I have asked hundreds and possibly thousands of heroin addicts how they started taking heroin. Almost invariably they said, ‘I fell in with the wrong crowd.’ I would reply, ‘It’s strange that I meet so many people who fall in with the wrong crowd, but I never meet any member of the wrong crowd itself.’ And they laughed: they knew perfectly well that this notion of passively falling into the wrong crowd, by some kind of social gravitational force, was absurd.
William S. Burroughs, the famous American who was an even worse man than he was a writer, which is saying something, and who addicted himself to heroin, wrote in his first book Junk, later retitled Junkie, how addicts called the doctors who prescribed their drugs ‘writing fools’, who willingly believed that their patients were unable to stop. And in fact in this book there is evidence of what, at least in the case of heroin addiction, is obviously the case, namely that withdrawal symptoms from heroin are much more (though not entirely) psychological rather than physical. Burroughs describes how he is relieved instantaneously by drugs that can have had little physiological effect upon his symptoms.
The notion of addiction as illness cannot possibly explain why, in the 1950s, there were at most a couple of hundred heroin addicts in this country, and why now there are perhaps 250,000 of them, 150,000 of them injecting. The National Institute on Drug Abuse in the United States propagated the idea that addiction was a disease — a chronic, relapsing brain disease, which is in fact chronic and relapsing in precisely the way that the Holy Roman Empire was holy, Roman and an empire. The Institute’s director at the time, Bob Schuster, did not believe that it was, in fact knew that it wasn’t. However, he was, in his own words, ‘happy for it to be conceptualised that way… for selling it to Congress’, that is to say to obtain more funds for research. This was because Congress would provide funds for research into a bona fide illness but not for a problem that was obviously more psychological, economic, social and in a broad sense spiritual in nature.

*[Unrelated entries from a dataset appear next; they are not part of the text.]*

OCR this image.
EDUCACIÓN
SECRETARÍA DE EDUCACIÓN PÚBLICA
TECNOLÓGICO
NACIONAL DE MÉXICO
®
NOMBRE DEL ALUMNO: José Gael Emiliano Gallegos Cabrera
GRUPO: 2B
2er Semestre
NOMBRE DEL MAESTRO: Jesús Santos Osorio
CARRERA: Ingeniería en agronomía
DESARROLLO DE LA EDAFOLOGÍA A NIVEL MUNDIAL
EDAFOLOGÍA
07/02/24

Addiction is not something that happens to you, it is something that you do, that confers meaning on your life or disguises the absence of such meaning. The need for meaning is a permanent human one, but it is not easily satisfied. If you examine the lives of impoverished heroin addicts, for example, you find that their existences are not helpless oscillations between desperately searching for a vein in which to inject themselves to avoid the pains of withdrawal on the one hand and the bliss of the oceanic feeling that comes with injecting heroin on the other. Heroin addicts are very busy people, what with obtaining their drugs from dealers and finding the means to pay for them. (Incidentally, criminality is much more a cause of heroin addiction than vice versa.)
Not long ago, for example, I was involved in a case — that ended tragically — in which addicts got up early every morning to go out to work. They called it work, but in fact it was burgling, which they did from nine till five.
Whatever else you call this pattern of behaviour, it is not illness.